Things We Do for No Reason: Hospitalization for the Evaluation of Patients with Low-Risk Chest Pain

The TIMI risk score, the most well-known model, assesses risk based on the presence or absence of 7 characteristics (Appendix 1). It should be noted that the patient population studied for initial validation of this model comprised high-risk patients with unstable angina or non-ST elevation myocardial infarction who would benefit from early or urgent invasive therapy.⁸ In this population, TIMI scores of 0-1 are associated with low risk, with a 4.7% risk of ACS at 14 days.⁸ In another study of patients presenting to ED with undifferentiated chest pain and a TIMI score of zero, the risk of MACE at 30 days was approximately 2%.⁹

The HEART score is also used for patients presenting to ED with undifferentiated chest pain and assesses 5 separate variables scored 0–2 (Appendix 2). The original research gave a score of 2 to a troponin I level greater than twice the upper limit of the normal level,¹⁰ whereas a subsequent validation study gave a score of 2 to a troponin I or T level greater than or equal to 3 times the upper limit of the normal level.¹¹ Patients are considered at low, intermediate, and high risk based on scores of 0–3, 4–6, and 7–10, respectively.^10,11 Backus et al. performed a prospective randomized trial of 2388 patients who presented to ED with chest pain to validate the HEART score and compare it to the TIMI risk score. The HEART score performed better than the TIMI risk score in low-risk patients, with TIMI scores of 0-1 and HEART scores of 0–3 having a 6-week MACE risk of 2.8% and 1.7%, respectively.¹¹

A HEART pathway was developed that combines the HEART score with serial troponin I assays assessed at the time of initial presentation and approximately 3 h later.¹² Mahler et al. randomized 282 patients presenting to ED with chest pain to either the HEART pathway or conventional care. Patients with low-risk HEART scores and an abnormal troponin I level were admitted for cardiology consultation, whereas discharge was recommended for those with low scores and a normal troponin I level. Despite nearly 20% of the study cohort having a history of myocardial infarction, percutaneous coronary intervention, or coronary artery bypass grafting, approximately 40% of patients in the HEART pathway were identified as low risk, increasing early discharge rates by 21.3% and decreasing the average LOS by 12 h. No low-risk patient suffered a MACE within 30 days, and the HEART pathway had a sensitivity and a negative predictive value of approximately 99%.

Costs and Harms of Hospitalization for Cardiac Testing

Hospitalization carries measurable risks.^13,14 Between 2008 and 2013, Weinstock et al. evaluated the outcomes of patients presenting with chest pain who were placed in an observation unit for suspected ACS.¹⁵ Low-risk patients were defined as those with normal ECGs (no ischemic changes), 2 negative troponin tests performed 60–420 min apart (no particular troponin assay specified), and stable vital signs. They identified 7266 patients who were considered to have low risk, among whom 4 (0.06%) had an adverse outcome in the hospital (eg, life-threatening arrhythmia, ST-segment elevation myocardial infarction, cardiac or respiratory arrest, or death); 3 among the 4 patients had a cardiac-related adverse outcome. The overall risk of adverse outcomes due to cardiac causes was 1 in 2422 admissions (0.04%). The authors compared their results with the reported risk of 1 in 164 admissions for preventable adverse events contributing to patient death during routine hospitalization (eg, medication or procedure errors).¹⁴

Outpatient CST can be reliably and safely performed for patients with chest pain.^16-18 There is no clear evidence that earlier CST leads to improved patient outcomes, and CST in the absence of acute ischemia (or ACS) increases the rates of angiography and revascularization without improvements in the rate of myocardial infarction.^19-21 Given the costs of in-hospital observation⁴ and the dubious benefits of providing CST for patients with low-risk chest pain, admitting all patients with low-risk chest pain exposes them to costs and harms with little potential benefit.

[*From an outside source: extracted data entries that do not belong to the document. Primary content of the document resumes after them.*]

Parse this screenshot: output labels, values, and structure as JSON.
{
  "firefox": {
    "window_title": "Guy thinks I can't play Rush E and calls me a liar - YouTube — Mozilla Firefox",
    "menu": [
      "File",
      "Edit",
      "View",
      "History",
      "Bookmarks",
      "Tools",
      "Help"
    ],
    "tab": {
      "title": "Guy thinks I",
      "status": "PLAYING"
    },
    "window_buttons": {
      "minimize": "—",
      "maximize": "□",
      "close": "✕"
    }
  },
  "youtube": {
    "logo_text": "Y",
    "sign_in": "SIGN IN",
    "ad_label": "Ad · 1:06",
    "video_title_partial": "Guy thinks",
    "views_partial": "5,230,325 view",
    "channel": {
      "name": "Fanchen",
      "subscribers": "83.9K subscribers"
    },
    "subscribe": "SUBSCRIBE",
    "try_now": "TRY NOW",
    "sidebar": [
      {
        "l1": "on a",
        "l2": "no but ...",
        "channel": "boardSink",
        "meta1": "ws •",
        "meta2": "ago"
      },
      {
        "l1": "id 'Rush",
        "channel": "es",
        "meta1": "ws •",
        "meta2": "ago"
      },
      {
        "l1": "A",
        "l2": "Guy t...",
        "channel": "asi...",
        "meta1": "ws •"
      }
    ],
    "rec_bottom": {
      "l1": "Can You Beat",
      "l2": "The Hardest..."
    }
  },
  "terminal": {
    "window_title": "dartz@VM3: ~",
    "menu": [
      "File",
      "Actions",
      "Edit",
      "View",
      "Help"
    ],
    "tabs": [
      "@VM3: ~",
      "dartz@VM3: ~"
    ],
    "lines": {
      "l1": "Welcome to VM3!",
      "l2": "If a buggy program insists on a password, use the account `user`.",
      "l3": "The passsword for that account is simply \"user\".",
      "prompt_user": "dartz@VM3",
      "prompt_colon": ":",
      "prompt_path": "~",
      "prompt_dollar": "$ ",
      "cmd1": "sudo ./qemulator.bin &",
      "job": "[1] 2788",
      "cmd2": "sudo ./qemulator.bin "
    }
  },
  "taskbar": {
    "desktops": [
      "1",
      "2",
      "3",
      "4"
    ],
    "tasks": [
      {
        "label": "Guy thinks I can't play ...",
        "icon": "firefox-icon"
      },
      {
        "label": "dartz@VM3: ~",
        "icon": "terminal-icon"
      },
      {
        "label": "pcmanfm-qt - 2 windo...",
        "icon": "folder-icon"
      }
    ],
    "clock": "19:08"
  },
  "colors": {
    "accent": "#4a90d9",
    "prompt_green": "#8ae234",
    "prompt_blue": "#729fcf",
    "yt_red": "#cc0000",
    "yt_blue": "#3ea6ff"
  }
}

Patients presenting with chest pain with either dynamic ECG changes or an elevated troponin level require hospitalization for further ACS diagnosis and treatment. When ACS cannot be clearly diagnosed at the initial evaluation, healthcare providers should use clinical risk prediction models to stratify patients. Those deemed to be at an intermediate or high risk by these models should be hospitalized for further evaluation, as should those at low risk but for whom access to outpatient follow-up is difficult (eg, those without health insurance).